Garbage in, garbage out is the motto, and bad or inaccurate data may seem an easy thing to filter. However, unacknowledged biases can affect how AIs evaluate and weight different data points, and this is nowhere more evident than in sectors controlled by specific demographics that may exclude or downgrade others.

Biases in workplaces and in the worlds of tech and finance can cause data to be skewed going in, and this can cause bias to be perpetuated in the results the AI spits out. With adoption rates of AI in businesses having grown by 60 percent in past year, identifying and mitigating this “Data Bias” must be a priority to maintain trust.

Gender and racial biases are being continually addressed and attempts made to remedy them in workplaces across various sectors.

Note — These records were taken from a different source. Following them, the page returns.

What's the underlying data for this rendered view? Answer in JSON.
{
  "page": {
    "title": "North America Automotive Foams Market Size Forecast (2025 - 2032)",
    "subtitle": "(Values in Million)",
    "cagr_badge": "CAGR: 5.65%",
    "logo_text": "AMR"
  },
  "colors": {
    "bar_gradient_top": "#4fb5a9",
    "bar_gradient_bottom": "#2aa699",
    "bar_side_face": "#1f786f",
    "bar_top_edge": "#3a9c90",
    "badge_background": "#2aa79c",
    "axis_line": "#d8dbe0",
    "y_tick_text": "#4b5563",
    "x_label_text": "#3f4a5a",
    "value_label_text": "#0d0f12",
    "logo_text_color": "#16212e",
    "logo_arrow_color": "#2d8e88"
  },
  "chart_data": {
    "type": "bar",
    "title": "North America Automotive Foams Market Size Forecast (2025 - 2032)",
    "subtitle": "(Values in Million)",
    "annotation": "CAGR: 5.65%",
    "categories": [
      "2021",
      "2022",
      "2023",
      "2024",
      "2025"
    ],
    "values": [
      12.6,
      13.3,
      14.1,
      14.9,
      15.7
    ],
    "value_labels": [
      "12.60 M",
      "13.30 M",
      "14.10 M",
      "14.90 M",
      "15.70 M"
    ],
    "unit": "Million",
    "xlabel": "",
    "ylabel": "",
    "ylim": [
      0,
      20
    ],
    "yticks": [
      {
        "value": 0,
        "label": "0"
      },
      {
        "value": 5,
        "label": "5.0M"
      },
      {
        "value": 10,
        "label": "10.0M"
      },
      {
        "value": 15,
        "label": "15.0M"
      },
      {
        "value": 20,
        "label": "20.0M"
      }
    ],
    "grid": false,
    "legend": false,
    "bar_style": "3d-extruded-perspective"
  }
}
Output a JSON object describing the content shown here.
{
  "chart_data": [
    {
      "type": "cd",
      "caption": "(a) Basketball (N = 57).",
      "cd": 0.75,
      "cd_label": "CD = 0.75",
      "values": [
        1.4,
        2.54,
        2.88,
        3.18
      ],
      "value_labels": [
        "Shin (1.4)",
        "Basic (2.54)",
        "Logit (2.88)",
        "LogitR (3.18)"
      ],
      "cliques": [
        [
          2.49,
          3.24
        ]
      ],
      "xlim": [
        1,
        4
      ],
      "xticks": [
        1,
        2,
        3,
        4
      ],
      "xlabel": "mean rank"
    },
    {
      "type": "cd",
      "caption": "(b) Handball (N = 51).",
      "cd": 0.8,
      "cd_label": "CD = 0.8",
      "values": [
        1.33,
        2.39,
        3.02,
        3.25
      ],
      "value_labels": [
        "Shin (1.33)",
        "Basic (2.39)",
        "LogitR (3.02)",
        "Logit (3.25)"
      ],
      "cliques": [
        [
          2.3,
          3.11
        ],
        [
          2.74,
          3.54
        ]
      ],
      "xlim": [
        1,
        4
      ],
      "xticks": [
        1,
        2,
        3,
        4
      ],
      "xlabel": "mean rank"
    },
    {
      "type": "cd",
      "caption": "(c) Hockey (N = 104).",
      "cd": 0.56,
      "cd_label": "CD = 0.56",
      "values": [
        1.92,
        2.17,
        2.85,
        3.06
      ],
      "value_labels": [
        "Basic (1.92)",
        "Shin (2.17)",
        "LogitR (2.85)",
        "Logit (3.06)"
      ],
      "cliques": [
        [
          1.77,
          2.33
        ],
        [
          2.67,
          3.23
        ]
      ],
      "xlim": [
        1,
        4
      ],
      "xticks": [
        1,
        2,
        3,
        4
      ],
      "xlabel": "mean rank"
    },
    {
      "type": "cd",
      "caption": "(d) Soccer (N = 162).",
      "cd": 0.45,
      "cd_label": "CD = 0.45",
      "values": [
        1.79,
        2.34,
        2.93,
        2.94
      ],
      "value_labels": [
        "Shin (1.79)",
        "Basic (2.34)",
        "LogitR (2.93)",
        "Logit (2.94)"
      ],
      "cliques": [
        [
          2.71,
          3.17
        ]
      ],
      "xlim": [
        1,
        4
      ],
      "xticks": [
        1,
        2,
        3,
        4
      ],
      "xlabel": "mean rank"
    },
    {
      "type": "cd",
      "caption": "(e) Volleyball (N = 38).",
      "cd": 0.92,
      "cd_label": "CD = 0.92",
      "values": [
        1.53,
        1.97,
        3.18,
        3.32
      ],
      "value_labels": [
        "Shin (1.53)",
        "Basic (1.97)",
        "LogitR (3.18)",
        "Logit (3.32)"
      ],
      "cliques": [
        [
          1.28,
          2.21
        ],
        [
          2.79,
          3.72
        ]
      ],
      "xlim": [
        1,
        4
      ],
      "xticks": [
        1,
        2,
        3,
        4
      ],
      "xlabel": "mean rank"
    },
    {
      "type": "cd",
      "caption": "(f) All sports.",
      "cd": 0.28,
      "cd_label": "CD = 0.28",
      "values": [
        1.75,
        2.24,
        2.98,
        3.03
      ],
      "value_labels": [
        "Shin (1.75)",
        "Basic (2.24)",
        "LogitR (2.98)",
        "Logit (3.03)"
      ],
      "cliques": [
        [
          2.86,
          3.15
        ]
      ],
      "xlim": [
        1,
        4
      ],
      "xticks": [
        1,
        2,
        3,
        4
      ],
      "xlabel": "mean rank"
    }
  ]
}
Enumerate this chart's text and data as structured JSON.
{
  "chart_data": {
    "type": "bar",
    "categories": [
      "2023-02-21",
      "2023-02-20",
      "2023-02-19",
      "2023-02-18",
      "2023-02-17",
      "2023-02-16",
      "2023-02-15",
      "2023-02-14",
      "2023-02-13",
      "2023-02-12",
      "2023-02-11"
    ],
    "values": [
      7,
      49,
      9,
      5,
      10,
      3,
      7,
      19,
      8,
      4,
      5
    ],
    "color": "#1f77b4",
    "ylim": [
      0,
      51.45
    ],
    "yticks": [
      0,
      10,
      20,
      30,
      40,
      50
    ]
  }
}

Businesses are now taking steps to address these issues, but the perpetrators of bias are still, in many cases, the ones programming the AIs, and even though it’s not deliberate, bias still leaks through.

Technologist Kriti Sharma recently pointed out that the first wave of virtual assistants reinforced sexist gender roles: the “personal assistant” roles such as Apple’s Siri and Amazon’s Alexa have female voices, but “problem-solving” bots like IBM’s Watson and Microsoft’s Einstein have male ones.

Bias didn’t stop there:

Data is biased. The lack of women in senior positions in the tech industry is an obvious go-to; only around 5 percent of leadership positions in the tech sector are held by women. Women of color are even less likely to be in power positions.

In the world of finance, bias can unconsciously sneak in and cause the AI to weight factors unfairly, leading to declines in loans or mortgage approvals for certain types of workers, ethnicities, and age groups.

In the job market, AI image recognition software deluged with gender stereotypes may assume from images on offer than cleaning and cooking are women’s work, while executive or coaching positions are better served by male candidates. This can affect job search and job matching services.

Biases can be removed, but only if those doing the programming can be trusted. This means roles for underserved demographics in programming are more vital than ever.